LAUSR

Rationale The wide chemical diversity and complex matrices inherent to metabolomics still pose a challenge to current analytical approaches for metabolite screening. Although dedicated front‐end separation techniques combined with high‐resolution mass spectrometry set the benchmark from an analytical point of view, the increasing number of samples and sample complexity demand for a compromise in terms of selectivity, sensitivity and high‐throughput analyses. Methods Prior to low‐field drift tube ion mobility (IM) separation and quadrupole time‐of‐flight mass spectrometry (QTOFMS) detection, rapid ultrahigh‐performance liquid chromatography separation was used for analysis of different concentration levels of dansylated metabolites present in a yeast cell extract. For identity confirmation of metabolites at the MS2 level, an alternating frame approach was chosen and two different strategies were tested: a data‐independent all‐ions acquisition and a quadrupole broad band isolation (Q‐BBI) directed by IM drift separation.

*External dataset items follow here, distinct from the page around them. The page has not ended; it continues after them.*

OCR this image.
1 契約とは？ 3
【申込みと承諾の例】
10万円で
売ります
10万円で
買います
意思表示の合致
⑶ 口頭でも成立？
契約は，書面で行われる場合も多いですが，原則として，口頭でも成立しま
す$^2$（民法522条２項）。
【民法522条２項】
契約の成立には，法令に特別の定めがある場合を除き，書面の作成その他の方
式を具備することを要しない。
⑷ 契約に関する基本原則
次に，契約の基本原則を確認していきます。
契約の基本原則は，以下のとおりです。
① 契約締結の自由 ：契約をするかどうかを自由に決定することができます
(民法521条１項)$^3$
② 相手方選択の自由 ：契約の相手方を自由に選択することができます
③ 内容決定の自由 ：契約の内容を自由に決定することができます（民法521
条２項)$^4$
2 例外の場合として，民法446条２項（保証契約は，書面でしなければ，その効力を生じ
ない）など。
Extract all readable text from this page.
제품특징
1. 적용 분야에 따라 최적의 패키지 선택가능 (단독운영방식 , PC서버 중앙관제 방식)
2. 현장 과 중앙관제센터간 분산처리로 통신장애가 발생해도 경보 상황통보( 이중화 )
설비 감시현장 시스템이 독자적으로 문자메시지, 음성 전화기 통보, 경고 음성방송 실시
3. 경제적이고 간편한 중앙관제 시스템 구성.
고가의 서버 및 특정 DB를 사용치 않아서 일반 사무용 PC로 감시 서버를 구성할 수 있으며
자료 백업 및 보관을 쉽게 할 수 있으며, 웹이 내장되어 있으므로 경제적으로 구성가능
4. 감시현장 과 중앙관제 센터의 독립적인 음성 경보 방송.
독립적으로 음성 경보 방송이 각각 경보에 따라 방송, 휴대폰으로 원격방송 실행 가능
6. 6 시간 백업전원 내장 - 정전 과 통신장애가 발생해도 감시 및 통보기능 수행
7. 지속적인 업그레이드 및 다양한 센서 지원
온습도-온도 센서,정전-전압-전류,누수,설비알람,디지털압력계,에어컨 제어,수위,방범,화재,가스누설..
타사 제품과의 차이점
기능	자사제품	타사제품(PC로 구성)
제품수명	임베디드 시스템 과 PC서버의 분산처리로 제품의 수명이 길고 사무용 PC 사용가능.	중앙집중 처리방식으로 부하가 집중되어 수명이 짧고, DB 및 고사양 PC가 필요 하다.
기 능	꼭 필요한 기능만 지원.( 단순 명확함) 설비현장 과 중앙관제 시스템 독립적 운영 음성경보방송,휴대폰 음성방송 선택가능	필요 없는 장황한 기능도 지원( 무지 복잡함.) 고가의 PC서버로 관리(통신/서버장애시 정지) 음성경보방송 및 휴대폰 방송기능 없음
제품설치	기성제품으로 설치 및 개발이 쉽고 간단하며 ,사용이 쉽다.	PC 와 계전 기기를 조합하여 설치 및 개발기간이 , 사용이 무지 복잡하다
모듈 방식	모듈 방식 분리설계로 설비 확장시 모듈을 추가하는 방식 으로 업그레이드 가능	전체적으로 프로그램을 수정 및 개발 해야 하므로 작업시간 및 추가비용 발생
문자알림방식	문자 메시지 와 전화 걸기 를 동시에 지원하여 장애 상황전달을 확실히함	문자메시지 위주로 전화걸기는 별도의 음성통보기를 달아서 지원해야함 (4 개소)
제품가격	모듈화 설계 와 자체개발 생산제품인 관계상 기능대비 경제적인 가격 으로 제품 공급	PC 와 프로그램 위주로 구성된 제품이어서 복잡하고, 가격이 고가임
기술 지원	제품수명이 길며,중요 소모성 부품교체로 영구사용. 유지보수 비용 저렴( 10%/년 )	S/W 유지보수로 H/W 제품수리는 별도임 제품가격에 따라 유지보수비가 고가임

Results For Q‐BBI analysis, the broad mass range isolation was successfully optimized in accordance with the distinctive drift time to m/z correlation of the dansyl derivatives. To guarantee comprehensive sampling, a broad mass isolation window of 70 Da was employed. Fragmentation was performed via collision‐induced dissociation, applying a collision energy ramp optimized for the dansyl derivatives. Both approaches were studied in terms of linear dynamic range and repeatability employing ethanolic extracts of Pichia pastoris spiked with 1 μM metabolite mixture. Example data obtained for histidine and glycine showed that drift time precision (<0.01 to 0.3% RSD, n = 5) compared very well with the data reported in an earlier IM‐TOFMS‐based study. Conclusions Chimeric mass spectra, inherent to data‐independent analysis approaches, are reduced when using a drift time directed Q‐BBI approach. Additionally, an improved linear dynamic working range was observed, representing, together with a rapid front‐end separation, a powerful approach for metabolite screening.